In 1894 he was sent to the Lockhart circuit. Here it was on this same circuit that he began his ministry. On October 21, 1895, he preached his last sermon prior to going to conference. It was the close of his year's work, and proved to be the closing scene of his life work. This was at Tilden, and while delivering his peroration with uplifted hands with the words, "I believe," he fell in the pulpit and when tender hands lifted the limp form the great soul had gone home to the Father who gave it. To the writer who knew him and loved him as a brother for many years, he had expressed a wish to die in harness, in the pulpit.

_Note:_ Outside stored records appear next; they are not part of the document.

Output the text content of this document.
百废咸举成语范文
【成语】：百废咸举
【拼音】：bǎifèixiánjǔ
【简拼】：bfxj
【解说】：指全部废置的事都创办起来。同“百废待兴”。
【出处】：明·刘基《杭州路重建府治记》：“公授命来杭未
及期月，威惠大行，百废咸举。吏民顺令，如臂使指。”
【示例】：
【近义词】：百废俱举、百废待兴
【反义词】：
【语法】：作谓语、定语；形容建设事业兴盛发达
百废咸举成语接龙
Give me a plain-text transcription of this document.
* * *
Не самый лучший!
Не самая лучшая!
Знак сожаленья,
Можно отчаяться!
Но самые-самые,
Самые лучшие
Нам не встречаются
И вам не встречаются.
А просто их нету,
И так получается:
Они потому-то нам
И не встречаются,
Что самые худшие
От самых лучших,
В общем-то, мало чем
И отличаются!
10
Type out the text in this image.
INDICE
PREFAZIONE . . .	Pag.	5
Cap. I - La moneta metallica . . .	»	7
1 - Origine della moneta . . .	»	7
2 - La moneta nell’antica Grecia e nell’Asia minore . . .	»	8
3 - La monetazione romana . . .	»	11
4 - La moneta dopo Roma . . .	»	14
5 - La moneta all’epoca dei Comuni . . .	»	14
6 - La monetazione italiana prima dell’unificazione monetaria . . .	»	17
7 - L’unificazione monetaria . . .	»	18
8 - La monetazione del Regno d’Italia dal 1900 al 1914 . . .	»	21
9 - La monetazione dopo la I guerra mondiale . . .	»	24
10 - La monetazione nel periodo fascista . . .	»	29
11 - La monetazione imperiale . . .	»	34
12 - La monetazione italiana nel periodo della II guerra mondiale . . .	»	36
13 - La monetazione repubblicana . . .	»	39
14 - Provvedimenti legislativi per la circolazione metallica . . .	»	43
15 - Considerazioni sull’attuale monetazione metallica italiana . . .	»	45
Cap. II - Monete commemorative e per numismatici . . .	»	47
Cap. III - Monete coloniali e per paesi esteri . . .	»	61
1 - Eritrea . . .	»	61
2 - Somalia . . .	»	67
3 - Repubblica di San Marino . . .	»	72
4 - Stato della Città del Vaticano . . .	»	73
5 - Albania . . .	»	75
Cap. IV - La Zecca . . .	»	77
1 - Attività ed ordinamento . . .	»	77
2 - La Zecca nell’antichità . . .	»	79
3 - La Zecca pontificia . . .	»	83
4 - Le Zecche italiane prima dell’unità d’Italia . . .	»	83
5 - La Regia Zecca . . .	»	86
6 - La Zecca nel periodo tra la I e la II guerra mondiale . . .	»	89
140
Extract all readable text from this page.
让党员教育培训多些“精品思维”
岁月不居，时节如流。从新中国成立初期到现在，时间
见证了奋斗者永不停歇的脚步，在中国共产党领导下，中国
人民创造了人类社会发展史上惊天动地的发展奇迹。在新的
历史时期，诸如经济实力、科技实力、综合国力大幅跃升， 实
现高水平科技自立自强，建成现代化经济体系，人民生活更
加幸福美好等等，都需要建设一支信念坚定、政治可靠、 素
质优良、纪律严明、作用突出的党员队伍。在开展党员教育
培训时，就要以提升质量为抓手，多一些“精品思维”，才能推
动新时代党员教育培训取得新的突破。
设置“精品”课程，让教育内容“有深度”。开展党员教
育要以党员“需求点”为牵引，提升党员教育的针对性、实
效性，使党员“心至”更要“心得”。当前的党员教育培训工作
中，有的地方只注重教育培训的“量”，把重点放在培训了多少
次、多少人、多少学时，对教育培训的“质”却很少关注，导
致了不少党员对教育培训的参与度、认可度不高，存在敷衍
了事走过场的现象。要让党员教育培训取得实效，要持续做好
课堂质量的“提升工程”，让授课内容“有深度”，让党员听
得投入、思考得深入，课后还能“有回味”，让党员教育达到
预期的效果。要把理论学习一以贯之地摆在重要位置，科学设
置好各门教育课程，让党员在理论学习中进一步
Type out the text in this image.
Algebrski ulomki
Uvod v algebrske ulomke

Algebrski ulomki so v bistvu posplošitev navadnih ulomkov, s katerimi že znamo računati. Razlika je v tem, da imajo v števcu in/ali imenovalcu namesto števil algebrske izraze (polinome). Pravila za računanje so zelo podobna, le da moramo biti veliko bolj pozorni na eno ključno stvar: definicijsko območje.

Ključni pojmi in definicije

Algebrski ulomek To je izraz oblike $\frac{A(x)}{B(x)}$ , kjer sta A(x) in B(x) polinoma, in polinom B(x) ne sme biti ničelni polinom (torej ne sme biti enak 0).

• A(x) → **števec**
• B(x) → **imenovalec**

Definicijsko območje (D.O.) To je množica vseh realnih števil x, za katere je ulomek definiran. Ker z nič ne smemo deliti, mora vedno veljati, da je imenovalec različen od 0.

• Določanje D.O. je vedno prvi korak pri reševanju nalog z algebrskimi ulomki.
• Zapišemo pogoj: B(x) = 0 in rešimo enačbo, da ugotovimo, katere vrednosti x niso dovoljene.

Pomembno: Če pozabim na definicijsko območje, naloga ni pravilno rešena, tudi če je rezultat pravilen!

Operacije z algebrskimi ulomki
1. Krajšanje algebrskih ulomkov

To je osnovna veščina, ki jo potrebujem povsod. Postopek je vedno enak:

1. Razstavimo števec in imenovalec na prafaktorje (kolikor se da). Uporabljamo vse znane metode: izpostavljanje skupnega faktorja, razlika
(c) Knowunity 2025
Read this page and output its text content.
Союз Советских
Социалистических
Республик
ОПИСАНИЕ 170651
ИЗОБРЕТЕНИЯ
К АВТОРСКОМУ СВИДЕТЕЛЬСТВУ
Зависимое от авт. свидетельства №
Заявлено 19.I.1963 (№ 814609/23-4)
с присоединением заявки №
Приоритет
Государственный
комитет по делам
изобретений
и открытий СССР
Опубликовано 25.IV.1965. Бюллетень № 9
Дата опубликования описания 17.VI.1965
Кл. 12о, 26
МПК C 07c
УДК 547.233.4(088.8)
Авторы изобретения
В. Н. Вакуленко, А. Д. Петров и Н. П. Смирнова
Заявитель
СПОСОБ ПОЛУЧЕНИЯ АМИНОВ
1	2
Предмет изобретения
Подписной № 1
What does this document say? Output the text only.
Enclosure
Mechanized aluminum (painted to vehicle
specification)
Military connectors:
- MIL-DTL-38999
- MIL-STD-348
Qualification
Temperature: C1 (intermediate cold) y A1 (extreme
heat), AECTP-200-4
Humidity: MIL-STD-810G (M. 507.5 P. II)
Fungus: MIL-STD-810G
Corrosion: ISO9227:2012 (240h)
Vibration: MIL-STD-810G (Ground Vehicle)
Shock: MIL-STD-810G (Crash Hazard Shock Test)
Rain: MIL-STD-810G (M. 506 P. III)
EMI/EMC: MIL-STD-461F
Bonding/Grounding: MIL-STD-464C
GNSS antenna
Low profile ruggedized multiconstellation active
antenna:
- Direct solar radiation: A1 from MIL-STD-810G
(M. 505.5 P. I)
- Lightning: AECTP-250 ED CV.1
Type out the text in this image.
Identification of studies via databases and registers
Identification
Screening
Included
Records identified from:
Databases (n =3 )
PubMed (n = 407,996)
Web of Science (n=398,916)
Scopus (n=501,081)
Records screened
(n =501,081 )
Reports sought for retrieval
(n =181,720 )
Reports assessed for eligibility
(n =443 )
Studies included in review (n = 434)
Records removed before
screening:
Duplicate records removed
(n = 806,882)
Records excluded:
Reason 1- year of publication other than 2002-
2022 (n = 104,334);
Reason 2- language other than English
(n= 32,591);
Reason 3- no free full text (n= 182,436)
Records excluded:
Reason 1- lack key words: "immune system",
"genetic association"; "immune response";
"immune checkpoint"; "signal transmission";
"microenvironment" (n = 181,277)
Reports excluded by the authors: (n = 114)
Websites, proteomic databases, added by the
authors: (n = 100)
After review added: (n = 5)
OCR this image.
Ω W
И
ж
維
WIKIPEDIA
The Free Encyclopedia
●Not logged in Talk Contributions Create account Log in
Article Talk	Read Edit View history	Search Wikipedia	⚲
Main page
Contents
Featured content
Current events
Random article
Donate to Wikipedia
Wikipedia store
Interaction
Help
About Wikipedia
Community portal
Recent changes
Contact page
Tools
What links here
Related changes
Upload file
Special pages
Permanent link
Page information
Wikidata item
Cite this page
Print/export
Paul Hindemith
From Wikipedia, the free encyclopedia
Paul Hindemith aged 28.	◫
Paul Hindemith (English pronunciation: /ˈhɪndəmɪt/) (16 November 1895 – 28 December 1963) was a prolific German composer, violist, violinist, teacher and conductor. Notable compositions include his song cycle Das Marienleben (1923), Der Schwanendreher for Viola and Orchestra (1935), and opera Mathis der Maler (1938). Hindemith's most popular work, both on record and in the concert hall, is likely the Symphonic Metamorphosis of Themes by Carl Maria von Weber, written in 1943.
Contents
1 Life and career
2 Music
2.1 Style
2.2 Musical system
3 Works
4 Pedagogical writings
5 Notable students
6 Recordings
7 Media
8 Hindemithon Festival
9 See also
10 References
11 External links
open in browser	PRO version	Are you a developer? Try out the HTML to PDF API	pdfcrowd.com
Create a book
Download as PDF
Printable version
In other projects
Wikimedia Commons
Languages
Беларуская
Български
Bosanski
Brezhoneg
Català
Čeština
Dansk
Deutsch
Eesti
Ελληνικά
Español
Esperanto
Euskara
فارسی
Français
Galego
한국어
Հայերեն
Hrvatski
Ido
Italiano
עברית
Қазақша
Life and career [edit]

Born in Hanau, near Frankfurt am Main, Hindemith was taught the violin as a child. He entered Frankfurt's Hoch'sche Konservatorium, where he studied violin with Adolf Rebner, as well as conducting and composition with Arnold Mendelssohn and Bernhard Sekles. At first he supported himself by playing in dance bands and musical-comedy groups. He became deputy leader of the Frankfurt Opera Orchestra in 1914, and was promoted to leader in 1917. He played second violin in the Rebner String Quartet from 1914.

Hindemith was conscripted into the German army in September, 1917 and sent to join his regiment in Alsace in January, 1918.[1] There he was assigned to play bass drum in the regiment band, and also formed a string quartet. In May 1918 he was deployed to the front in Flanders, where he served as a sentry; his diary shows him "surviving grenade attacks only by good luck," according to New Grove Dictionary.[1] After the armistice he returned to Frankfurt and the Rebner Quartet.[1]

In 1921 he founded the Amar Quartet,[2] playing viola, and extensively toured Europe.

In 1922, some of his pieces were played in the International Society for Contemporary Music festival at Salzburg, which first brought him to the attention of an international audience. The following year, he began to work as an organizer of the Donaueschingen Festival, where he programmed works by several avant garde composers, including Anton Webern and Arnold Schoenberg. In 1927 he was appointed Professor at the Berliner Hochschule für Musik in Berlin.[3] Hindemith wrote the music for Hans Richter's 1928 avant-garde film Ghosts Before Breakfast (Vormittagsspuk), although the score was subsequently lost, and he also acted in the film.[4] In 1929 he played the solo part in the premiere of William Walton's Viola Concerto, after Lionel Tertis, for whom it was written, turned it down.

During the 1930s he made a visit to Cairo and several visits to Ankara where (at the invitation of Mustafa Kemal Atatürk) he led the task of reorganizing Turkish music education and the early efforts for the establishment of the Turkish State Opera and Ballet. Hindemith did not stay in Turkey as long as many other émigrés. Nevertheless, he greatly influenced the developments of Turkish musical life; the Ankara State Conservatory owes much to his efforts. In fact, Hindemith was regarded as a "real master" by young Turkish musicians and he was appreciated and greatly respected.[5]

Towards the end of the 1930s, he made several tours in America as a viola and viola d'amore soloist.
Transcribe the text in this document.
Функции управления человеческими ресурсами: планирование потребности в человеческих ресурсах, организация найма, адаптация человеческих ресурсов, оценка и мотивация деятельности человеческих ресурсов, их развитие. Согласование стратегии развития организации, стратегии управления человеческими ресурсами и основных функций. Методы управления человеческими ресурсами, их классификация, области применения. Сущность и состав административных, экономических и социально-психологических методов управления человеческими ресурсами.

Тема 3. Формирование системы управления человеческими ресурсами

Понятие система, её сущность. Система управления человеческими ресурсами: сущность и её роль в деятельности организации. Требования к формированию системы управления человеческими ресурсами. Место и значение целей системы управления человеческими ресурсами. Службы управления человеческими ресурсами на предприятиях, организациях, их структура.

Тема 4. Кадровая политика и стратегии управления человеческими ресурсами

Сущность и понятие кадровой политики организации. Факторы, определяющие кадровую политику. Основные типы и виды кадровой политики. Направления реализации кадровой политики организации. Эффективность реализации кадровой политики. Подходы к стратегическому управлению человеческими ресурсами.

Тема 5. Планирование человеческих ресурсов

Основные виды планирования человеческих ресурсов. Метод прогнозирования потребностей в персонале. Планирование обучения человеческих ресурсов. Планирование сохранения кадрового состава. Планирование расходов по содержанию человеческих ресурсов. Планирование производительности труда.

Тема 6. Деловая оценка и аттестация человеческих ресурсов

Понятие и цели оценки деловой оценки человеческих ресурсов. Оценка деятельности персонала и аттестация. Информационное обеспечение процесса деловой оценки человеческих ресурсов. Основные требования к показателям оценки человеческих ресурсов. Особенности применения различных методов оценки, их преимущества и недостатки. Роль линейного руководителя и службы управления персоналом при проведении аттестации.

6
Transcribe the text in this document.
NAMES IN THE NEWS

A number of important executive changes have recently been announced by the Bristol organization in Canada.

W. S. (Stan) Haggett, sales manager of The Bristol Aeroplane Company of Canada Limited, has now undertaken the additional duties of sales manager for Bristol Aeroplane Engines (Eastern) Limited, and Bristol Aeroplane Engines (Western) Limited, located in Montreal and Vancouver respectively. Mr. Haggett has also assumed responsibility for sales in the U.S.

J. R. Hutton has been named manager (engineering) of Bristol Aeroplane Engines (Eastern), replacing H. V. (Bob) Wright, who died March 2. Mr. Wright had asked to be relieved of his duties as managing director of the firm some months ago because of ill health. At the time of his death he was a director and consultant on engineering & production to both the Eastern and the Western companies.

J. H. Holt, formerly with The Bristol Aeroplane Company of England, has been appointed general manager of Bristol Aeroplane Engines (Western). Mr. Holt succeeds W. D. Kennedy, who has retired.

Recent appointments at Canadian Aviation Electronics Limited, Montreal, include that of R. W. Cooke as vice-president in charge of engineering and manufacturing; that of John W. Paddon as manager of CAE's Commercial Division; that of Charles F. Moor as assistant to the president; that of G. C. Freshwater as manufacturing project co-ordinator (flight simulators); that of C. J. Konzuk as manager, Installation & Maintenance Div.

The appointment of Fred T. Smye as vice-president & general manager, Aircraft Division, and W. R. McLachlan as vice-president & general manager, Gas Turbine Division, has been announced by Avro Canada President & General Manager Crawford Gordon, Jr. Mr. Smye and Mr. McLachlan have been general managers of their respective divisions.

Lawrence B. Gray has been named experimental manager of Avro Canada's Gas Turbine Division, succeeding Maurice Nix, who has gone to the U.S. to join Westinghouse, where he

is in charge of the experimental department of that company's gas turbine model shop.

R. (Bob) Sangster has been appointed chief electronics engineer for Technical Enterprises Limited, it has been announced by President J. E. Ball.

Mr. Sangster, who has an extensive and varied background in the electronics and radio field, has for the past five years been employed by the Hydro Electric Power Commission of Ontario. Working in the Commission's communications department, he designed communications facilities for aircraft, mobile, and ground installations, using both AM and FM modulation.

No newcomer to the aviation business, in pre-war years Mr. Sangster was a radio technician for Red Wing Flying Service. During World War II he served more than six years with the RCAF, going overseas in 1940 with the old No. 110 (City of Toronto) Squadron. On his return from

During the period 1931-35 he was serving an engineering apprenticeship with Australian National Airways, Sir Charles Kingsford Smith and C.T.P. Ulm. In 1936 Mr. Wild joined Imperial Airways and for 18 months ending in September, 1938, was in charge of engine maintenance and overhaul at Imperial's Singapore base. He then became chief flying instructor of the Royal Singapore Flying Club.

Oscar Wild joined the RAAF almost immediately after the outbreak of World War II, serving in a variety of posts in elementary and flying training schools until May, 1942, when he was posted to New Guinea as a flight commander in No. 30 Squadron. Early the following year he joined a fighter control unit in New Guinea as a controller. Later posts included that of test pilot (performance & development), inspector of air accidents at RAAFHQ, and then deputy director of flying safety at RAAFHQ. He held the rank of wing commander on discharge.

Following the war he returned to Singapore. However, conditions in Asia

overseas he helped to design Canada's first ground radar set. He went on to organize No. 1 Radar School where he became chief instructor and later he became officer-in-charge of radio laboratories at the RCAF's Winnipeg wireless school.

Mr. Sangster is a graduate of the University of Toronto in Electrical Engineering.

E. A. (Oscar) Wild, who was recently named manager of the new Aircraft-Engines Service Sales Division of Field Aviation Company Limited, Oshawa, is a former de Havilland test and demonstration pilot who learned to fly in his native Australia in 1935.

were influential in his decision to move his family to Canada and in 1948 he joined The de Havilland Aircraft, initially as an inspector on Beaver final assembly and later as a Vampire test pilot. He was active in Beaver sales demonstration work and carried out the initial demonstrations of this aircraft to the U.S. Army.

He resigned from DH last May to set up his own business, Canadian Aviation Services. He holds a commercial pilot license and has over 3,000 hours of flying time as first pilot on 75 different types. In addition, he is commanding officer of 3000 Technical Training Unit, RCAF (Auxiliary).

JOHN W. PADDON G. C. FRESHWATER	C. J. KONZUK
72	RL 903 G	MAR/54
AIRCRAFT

As has been stated, no man who ever lived in Southwest Texas was more widely known than A. J. Potter. That he acquired the title of the "fighting parson" was in no wise derogatory to his character as a man, a Christian gentleman or a preacher. He was a man absolutely without fear. He was never the aggressor, and when a difficulty was forced upon him he always acted on the defensive and vanquished his assailant. His personal combats with Indians and desperadoes would fill a volume. It is a notable fact that when he had overcame an assailant in a fist fight or otherwise, if he chanced to be a white man, he always gave him fatherly counsel and offered him his hand.
It was said of him that he knew every road, trail and landscape throughout all West Texas. He had visited nearly every home in all this vast region, administered to the sick, officiated at weddings and funerals, and received a frontier welcome everywhere.